Dalam hal ini von Harnack menekankan bahwa pikiran tentang messias dan lain-lain mempunyai variasi. Ada yang sangat bercorak politik, yaitu dengan pengharapan seseorang yang datang dari langit, lengkap dengan tentara malaikat dan senjata yang paling hebat, sehingga bangsa dan tentara Romawi cepat dihancurkan dan kerajaan Yahudi seperti di bawah raja Daud dapat ditegakkan kembali. Golongan ini menerapkan gelar Anak Daud bagi Yesus. Sebaliknya ada juga yang berpendapat, bahwa kedatangan kerajaan Ilahi tidak akan terjadi begitu spektakuler. Golongan ini berpendapat bahwa Messias adalah tokoh agama dan bukan tokoh politik. Messias sebenarnya hanyalah seorang guru yang menunjukkan jalan untuk menemui Tuhan di dalam hati nurani dan keyakinan manusia.

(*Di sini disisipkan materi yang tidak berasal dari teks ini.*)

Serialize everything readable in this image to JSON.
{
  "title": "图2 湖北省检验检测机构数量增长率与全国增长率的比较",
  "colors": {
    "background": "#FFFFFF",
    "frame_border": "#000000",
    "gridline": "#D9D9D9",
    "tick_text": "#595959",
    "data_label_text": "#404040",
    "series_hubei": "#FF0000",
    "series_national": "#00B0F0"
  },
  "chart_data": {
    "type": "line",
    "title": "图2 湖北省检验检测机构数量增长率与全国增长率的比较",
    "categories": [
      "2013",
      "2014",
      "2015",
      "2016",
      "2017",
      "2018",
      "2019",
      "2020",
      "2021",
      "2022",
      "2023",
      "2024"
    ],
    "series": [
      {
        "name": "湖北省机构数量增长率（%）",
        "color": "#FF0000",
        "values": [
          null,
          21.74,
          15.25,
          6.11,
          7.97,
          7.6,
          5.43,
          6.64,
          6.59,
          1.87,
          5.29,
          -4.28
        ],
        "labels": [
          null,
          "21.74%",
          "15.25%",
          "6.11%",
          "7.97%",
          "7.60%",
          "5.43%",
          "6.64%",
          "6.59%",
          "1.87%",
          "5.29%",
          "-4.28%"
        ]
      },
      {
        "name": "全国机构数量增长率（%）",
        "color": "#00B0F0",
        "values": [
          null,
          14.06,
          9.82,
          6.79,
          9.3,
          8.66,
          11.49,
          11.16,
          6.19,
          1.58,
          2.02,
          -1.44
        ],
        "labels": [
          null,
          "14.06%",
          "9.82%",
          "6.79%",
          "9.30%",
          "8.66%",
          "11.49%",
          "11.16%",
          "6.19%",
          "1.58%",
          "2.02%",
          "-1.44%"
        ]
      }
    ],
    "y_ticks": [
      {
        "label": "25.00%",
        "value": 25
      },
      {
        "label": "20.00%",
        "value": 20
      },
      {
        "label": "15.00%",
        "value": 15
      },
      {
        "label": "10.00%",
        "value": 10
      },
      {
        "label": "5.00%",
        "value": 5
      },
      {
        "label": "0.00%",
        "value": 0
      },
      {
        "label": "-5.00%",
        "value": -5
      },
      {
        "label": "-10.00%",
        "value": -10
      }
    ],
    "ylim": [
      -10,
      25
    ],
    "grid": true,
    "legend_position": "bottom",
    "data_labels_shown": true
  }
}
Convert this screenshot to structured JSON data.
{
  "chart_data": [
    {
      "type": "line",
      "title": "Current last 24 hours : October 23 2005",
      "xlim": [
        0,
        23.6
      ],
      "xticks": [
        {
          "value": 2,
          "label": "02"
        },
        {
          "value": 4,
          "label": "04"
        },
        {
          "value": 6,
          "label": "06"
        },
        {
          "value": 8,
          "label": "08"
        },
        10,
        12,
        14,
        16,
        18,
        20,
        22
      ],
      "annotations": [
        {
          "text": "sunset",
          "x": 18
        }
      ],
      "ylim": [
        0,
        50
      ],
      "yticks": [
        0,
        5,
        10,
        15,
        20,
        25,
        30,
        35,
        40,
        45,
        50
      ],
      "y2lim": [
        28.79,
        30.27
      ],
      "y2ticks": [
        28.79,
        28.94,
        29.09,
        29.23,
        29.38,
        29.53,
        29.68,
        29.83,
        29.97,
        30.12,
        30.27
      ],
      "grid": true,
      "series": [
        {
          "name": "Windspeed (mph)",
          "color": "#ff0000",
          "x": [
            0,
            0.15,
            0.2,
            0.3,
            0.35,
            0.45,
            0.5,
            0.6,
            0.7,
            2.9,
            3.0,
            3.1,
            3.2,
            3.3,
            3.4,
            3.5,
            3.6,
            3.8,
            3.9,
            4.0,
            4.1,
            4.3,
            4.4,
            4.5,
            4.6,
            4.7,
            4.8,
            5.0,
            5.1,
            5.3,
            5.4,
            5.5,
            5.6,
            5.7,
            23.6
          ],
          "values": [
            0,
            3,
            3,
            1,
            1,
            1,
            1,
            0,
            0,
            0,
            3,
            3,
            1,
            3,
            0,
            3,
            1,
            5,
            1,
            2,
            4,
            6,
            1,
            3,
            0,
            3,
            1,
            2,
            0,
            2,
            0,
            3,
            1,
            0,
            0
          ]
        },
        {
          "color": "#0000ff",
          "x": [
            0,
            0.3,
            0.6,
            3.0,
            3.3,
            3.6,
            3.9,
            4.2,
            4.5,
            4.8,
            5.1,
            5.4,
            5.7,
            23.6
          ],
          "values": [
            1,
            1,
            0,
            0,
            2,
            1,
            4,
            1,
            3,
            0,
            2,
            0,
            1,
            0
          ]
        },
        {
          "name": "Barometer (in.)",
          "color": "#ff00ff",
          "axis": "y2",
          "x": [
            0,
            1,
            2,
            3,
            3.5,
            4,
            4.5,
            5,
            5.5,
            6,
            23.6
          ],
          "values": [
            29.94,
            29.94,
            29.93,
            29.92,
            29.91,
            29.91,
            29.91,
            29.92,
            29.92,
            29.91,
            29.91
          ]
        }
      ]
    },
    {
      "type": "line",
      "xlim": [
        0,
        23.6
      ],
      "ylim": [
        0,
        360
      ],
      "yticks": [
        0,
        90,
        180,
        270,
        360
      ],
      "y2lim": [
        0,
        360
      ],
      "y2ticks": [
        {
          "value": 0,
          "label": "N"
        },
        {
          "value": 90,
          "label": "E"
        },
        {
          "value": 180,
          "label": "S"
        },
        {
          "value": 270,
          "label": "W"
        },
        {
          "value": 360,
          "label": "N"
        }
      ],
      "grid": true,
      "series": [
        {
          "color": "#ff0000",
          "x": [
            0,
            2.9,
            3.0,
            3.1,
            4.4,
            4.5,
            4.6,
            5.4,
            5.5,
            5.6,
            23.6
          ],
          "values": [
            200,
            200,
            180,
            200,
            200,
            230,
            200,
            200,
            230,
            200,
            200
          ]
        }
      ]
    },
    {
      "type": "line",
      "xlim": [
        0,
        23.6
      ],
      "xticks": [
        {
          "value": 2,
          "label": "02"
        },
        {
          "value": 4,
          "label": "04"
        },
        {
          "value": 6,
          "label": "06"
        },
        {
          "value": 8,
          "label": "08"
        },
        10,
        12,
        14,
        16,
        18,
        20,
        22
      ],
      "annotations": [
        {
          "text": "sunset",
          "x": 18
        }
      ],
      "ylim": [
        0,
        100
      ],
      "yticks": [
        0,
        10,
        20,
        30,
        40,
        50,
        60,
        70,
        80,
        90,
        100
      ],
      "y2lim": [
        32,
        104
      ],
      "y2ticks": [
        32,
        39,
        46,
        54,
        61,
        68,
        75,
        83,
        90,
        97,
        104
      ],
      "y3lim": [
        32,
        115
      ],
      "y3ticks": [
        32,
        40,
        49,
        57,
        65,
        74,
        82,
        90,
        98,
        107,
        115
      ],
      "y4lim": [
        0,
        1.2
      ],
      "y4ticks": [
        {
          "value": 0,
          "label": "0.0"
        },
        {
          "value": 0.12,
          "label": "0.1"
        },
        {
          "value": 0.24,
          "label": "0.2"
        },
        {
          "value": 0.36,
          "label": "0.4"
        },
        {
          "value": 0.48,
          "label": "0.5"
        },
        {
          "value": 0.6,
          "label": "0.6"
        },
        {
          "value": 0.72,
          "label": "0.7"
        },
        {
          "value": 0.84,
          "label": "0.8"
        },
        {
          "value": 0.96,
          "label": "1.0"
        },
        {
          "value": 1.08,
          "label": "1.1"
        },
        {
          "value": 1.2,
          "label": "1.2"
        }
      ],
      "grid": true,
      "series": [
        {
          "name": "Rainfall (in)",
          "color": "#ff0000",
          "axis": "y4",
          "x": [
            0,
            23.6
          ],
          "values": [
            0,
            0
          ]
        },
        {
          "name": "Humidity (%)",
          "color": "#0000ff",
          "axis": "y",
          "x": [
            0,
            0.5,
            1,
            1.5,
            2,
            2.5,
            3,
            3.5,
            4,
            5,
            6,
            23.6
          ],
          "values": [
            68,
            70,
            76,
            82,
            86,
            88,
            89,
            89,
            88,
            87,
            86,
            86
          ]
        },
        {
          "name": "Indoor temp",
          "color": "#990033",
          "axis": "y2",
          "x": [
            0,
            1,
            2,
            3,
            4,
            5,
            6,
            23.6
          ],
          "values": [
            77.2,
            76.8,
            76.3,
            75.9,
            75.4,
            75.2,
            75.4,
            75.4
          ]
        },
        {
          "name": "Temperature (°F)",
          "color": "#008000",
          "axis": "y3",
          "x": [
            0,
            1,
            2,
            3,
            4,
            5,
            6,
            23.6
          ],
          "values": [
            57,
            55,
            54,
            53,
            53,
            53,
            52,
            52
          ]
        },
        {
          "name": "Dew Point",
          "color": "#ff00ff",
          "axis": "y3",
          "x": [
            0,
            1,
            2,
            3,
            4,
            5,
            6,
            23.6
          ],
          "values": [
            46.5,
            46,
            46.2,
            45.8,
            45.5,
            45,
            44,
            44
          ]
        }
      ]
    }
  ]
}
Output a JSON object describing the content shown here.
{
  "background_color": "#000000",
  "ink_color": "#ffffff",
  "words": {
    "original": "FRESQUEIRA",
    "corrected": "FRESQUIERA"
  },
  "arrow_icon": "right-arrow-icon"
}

c. Perbedaan antara Yesus dan Paulus
1. Yesus mengajarkan tentang kerajaan Ilahi yang akan datang, sedang Paulus mengajarkan tentang keselamatan yang sudah jadi dan sudah bisa dinikmati.
2. Sikap terhadap Taurat Nabi Musa
Yesus menekankan agar manusia hidup menurut jiwa atau maksud dari Taurat. Mengenai dirinya sendiri Yesus mengatakan:
”Janganlah menganggap bahwa saya ini datang untuk menghapuskan hukum-hukum yang diberikan Musa dan ajaran nabi-nabi. Saya datang bukan untuk menghapuskannya, tetapi untuk menunjukkan arti yang sesungguhnya. Ingatlah! Selama langit dan bumi masih ada, satu huruf atau titik yang terkecil pun di dalam hukum-hukum ini, tidak akan dihapuskan . . .(Matius 5, 17-18).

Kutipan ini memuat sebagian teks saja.